Conservatives in the Presbyterian Church (U.S.A.) have failed in their bid to force the denomination into an unprecedented showdown over enforcing a ban on gay clergy.
Thirteen people who had signed a petition for a historic national meeting on the issue withdrew their names, church leaders said Monday. That left conservatives short of the minimum number of signatures required under church law to call the meeting.
The special assembly would have been the first ever held by the 214-year-old denomination.
The Rev. Fahed Abu-Akel, an Atlanta minister and the denomination's moderator, or titular leader, said "there are no winners in this situation." He prayed for "unity in the midst of our diversity."
Abu-Akel had written to petitioners, lobbying against the special assembly that he said would cost $500,000 and divert attention from other church work.
Alex Metherell, the California layman who spearheaded the petition, said Monday it seemed "pretty hopeless" to seek more signatures. He needed 25 clergy and 25 lay members of last year's General Assembly the faith's main legislative body to compel the denomination to recall the assembly delegates.
Metherell accused church officials of putting intense pressure to recant on the 26 clergy and 31 lay elders who signed the petition.
"It's blatant manipulation of these poor people's lives," he said in a telephone interview. "It took real bravery for these people to sign this petition in the first place, and we can see here why that is so."
But the Rev.

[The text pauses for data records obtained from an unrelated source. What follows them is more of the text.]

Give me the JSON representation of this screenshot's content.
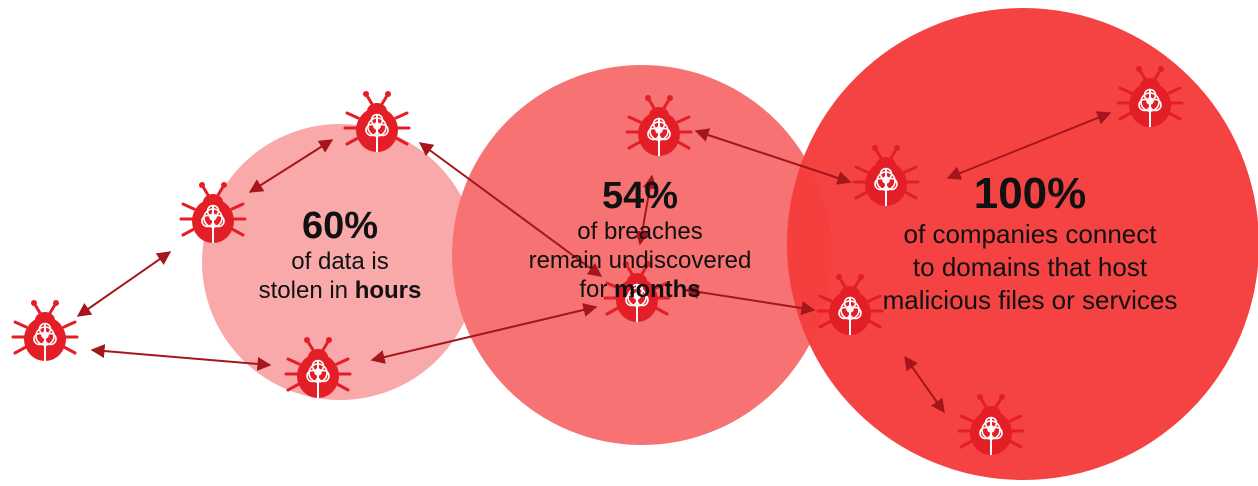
{
  "colors": {
    "circle_small": "#f9a9a9",
    "circle_mid": "#f77272",
    "circle_large": "#f53d3d",
    "bug": "#e41e26",
    "arrow": "#a4161b",
    "text": "#111111"
  },
  "icons": [
    "virus-bug-icon",
    "biohazard-icon"
  ],
  "stats": [
    {
      "percent": "60%",
      "line1": "of data is",
      "line2_prefix": "stolen in ",
      "line2_bold": "hours"
    },
    {
      "percent": "54%",
      "line1": "of breaches",
      "line2": "remain undiscovered",
      "line3_prefix": "for ",
      "line3_bold": "months"
    },
    {
      "percent": "100%",
      "line1": "of companies connect",
      "line2": "to domains that host",
      "line3": "malicious files or services"
    }
  ]
}
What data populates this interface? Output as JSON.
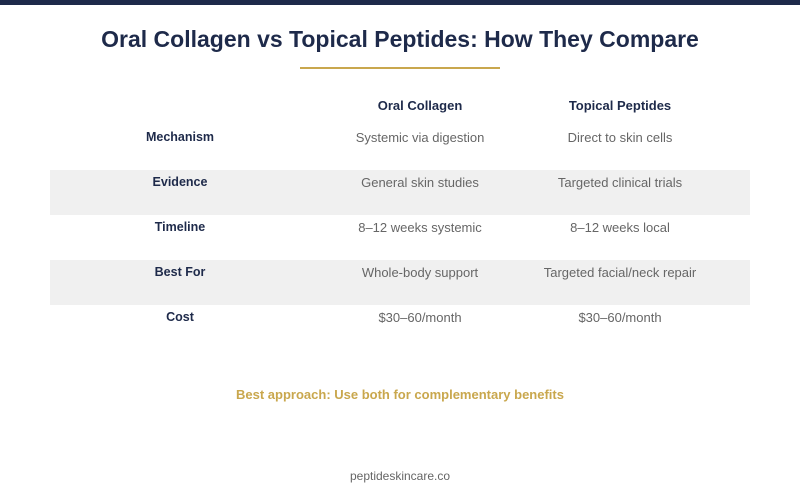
{
  "colors": {
    "navy": "#1e2a4a",
    "gold": "#c9a74d",
    "row_shade": "#f0f0f0",
    "value_text": "#666666"
  },
  "title": "Oral Collagen vs Topical Peptides: How They Compare",
  "table": {
    "columns": [
      "Oral Collagen",
      "Topical Peptides"
    ],
    "rows": [
      {
        "label": "Mechanism",
        "values": [
          "Systemic via digestion",
          "Direct to skin cells"
        ]
      },
      {
        "label": "Evidence",
        "values": [
          "General skin studies",
          "Targeted clinical trials"
        ]
      },
      {
        "label": "Timeline",
        "values": [
          "8–12 weeks systemic",
          "8–12 weeks local"
        ]
      },
      {
        "label": "Best For",
        "values": [
          "Whole-body support",
          "Targeted facial/neck repair"
        ]
      },
      {
        "label": "Cost",
        "values": [
          "$30–60/month",
          "$30–60/month"
        ]
      }
    ]
  },
  "footer_note": "Best approach: Use both for complementary benefits",
  "site": "peptideskincare.co"
}
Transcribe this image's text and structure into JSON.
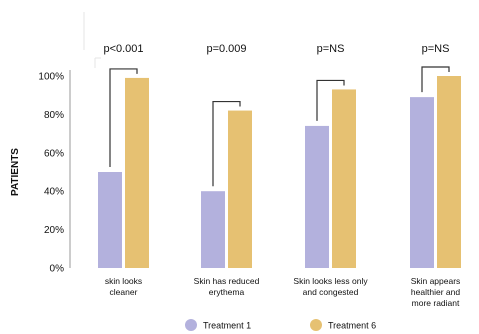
{
  "chart_data": {
    "type": "bar",
    "ylabel": "PATIENTS",
    "xlabel": "",
    "ylim": [
      0,
      100
    ],
    "yticks": [
      0,
      20,
      40,
      60,
      80,
      100
    ],
    "ytick_labels": [
      "0%",
      "20%",
      "40%",
      "60%",
      "80%",
      "100%"
    ],
    "categories": [
      [
        "skin looks",
        "cleaner"
      ],
      [
        "Skin has reduced",
        "erythema"
      ],
      [
        "Skin looks less only",
        "and congested"
      ],
      [
        "Skin appears",
        "healthier and",
        "more radiant"
      ]
    ],
    "series": [
      {
        "name": "Treatment 1",
        "color": "#b3b1dd",
        "values": [
          50,
          40,
          74,
          89
        ]
      },
      {
        "name": "Treatment 6",
        "color": "#e6c172",
        "values": [
          99,
          82,
          93,
          100
        ]
      }
    ],
    "annotations": [
      "p<0.001",
      "p=0.009",
      "p=NS",
      "p=NS"
    ],
    "legend_position": "bottom",
    "grid": false
  }
}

Clifton Kirkpatrick, the denomination's top staff officer, denied the church tried to influence petitioners. Kirkpatrick said that some signers had second thoughts as soon as the petition was presented to Abu-Akel at a church meeting this month.
"There were a number of them that did not feel at the time the petition was presented that calling a special assembly would be good for the church," Kirkpatrick said.
The petition campaign underscored the tension within the 2.5 million-member denomination. Conservatives have been critical of what they view as the refusal of higher church officials to discipline congregations that proclaim willingness to ordain non-celibate gays in defiance of church bans.
Metherell, an elder at St. Andrews Presbyterian Church in Newport Beach, Calif., has said defiance of church law extends beyond homosexual issues. For instance, he said, some Presbyterian ministers have conducted communion services for non-Christians, a violation of church law.
Kirkpatrick said the decision not to convene a special session "in no way reflects a lack of concern for upholding" church law. He said he was confident that the next regular General Assembly meeting May 24-31 in Denver will take up these issues.
But Metherell had little hope for the denomination's future. "It's headed toward disintegration," he said.